Single by Skids

from the album Scared to Dance
- B-side: "T.V. Stars" (Live at the Marquee)
- Released: 1979
- Genre: Rock; new wave;
- Label: Virgin
- Songwriters: Richard Jobson, Stuart Adamson
- Producer: David Batchelor

Skids singles chronology
| "Sweet Suburbia" (1979) | "Into the Valley" (1979) | "Masquerade" (1979) |

= Into the Valley =

"Into the Valley" is a song by Scottish punk rock band Skids, released in 1979 as the second single from their debut album Scared to Dance. It is their best known song, appearing on a number of punk rock and Scottish music compilation albums. It reached number 10 on the UK Singles Chart for the week ending 24 March 1979. It was written by Richard Jobson and Stuart Adamson.

==Background==
The song's lyrics are notoriously unintelligible owing to Jobson's diction. This has been sent up in a television advertisement for Maxell audio cassettes which features printed (incorrect) "translations" of the words. The chorus, often misquoted, is actually "Ahoy! Ahoy! Land, sea and sky".

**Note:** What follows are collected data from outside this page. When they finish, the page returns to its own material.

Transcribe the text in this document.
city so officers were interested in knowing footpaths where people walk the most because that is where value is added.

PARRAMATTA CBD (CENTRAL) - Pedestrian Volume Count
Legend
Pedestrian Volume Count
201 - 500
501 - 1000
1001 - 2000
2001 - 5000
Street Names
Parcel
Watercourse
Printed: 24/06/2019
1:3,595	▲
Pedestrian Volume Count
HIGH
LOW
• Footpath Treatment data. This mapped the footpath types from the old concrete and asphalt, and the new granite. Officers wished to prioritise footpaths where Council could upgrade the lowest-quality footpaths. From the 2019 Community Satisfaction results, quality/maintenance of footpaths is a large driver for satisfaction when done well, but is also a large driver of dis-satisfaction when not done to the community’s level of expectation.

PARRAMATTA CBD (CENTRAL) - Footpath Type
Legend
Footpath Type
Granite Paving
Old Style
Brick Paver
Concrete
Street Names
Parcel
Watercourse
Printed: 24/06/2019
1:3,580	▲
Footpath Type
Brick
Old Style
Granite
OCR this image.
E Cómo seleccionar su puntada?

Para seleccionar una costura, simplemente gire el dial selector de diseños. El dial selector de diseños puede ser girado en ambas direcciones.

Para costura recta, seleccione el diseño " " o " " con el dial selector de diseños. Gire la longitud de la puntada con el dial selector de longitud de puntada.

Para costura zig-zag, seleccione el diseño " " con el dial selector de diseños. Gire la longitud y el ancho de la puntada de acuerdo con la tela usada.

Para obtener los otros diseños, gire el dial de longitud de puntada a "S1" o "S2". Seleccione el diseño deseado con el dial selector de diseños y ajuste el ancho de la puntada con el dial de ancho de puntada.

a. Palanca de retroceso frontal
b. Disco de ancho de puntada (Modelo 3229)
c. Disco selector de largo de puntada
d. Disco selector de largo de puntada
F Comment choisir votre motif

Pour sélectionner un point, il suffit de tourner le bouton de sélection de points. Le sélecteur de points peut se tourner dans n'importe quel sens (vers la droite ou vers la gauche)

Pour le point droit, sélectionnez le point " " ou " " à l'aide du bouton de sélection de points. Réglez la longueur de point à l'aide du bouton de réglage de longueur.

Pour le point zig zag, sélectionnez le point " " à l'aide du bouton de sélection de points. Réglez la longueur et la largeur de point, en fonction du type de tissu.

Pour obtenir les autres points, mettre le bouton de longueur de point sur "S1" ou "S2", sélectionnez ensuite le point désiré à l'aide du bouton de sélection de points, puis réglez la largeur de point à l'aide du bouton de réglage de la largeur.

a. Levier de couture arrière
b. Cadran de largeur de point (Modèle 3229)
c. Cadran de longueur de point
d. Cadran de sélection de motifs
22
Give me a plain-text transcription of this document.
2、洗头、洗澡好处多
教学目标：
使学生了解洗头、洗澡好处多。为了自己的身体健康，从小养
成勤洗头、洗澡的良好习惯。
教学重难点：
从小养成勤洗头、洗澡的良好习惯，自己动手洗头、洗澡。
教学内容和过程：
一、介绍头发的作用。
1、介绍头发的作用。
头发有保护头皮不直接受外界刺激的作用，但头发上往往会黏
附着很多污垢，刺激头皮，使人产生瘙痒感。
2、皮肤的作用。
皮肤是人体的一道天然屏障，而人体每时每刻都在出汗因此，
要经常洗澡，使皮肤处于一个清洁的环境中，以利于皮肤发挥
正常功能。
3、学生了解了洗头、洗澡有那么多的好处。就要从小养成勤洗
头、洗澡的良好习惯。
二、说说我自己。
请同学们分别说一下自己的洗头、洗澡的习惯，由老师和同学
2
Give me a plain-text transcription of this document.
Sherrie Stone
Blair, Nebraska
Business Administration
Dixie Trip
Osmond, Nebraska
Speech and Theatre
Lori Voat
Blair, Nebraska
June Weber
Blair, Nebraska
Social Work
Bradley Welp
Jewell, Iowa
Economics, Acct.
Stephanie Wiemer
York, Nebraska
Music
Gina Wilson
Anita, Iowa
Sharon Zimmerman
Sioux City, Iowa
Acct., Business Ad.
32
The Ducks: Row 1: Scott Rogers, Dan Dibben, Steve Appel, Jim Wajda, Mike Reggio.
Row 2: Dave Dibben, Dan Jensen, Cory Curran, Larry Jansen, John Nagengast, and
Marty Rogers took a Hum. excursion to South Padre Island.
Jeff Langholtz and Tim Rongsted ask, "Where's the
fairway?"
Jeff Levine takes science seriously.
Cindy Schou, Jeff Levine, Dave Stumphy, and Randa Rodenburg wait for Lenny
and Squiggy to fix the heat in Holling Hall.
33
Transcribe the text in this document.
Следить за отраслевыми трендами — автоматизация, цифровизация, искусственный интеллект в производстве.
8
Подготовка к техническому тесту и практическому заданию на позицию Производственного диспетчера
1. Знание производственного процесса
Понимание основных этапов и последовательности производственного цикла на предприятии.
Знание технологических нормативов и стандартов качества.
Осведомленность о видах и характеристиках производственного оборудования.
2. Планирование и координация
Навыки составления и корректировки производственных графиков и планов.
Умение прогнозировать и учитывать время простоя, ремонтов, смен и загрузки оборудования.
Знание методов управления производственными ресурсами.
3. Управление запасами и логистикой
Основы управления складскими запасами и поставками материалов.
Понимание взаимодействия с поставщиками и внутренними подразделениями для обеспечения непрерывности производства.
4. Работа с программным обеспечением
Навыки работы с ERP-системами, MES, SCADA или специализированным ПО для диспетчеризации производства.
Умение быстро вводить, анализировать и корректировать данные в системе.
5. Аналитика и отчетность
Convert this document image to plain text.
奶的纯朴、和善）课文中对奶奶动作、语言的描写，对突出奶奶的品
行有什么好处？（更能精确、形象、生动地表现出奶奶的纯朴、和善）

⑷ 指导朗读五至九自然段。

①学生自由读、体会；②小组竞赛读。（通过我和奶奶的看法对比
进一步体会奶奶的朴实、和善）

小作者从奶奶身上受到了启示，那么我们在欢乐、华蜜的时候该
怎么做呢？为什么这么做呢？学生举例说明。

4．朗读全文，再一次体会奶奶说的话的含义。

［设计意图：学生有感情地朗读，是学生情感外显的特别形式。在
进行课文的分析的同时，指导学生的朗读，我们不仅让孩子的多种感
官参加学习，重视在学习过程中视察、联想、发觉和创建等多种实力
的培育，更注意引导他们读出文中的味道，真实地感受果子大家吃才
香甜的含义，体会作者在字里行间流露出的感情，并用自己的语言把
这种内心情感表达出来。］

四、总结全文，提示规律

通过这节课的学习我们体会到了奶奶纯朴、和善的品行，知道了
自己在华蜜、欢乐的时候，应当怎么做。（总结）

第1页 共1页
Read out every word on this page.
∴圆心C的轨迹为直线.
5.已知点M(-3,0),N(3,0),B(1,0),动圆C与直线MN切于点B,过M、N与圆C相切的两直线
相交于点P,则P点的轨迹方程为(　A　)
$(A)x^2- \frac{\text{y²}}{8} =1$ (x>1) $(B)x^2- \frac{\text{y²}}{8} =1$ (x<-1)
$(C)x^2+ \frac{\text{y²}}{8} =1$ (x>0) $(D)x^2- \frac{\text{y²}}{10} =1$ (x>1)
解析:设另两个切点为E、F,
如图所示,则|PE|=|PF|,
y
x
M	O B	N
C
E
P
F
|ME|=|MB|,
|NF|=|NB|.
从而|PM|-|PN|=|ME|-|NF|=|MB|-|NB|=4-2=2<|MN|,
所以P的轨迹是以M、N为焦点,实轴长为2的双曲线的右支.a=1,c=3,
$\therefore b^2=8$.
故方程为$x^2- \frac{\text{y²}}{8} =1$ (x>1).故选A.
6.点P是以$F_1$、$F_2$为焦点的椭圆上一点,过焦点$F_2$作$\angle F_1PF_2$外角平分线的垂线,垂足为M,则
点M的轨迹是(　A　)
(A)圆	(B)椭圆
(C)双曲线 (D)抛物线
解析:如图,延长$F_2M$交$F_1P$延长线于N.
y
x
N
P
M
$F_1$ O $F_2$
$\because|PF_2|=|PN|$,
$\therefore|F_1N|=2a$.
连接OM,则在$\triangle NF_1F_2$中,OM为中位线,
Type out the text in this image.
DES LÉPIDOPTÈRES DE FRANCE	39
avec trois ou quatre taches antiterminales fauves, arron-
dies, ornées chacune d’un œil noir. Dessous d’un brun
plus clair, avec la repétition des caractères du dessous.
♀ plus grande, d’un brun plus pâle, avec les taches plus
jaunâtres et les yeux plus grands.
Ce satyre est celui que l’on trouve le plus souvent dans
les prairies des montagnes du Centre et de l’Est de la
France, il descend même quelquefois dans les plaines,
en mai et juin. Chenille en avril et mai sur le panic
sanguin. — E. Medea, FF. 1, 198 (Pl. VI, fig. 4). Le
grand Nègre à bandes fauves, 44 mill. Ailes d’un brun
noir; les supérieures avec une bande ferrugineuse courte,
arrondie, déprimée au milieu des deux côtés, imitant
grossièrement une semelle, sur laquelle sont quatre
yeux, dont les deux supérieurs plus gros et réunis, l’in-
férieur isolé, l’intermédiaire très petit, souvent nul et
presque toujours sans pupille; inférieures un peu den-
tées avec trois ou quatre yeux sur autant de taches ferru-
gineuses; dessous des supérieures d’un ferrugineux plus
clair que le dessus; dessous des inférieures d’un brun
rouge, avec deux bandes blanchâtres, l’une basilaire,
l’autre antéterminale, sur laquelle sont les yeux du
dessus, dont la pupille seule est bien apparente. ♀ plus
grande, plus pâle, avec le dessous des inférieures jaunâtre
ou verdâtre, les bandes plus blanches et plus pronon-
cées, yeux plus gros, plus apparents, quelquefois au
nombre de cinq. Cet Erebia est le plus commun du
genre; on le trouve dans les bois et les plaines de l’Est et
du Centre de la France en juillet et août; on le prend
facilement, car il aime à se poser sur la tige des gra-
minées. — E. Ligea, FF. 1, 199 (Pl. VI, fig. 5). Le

In an interview for Uncut magazine from July 2017, Jobson has said that the lyrics were originally from a poem he wrote aged 16, inspired by Alfred Tennyson's The Charge of the Light Brigade. He reframed his earlier words to reflect his concerns about the recruitment of Scottish youths into the army and more specifically about a friend who had been killed whilst on a tour of duty in Northern Ireland.

==In popular culture==

"Into the Valley" is still used as a theme song for fans of Scottish football team Dunfermline Athletic F.C., the local team of the band, and also English side Charlton Athletic F.C., whose stadium is named The Valley. It was also used by fellow English team Bradford City A.F.C., whose stadium is named Valley Parade, during their Premiership years (1999–2001). It is also played as the teams come out at the Valley Stadium, home of Redditch United F.C.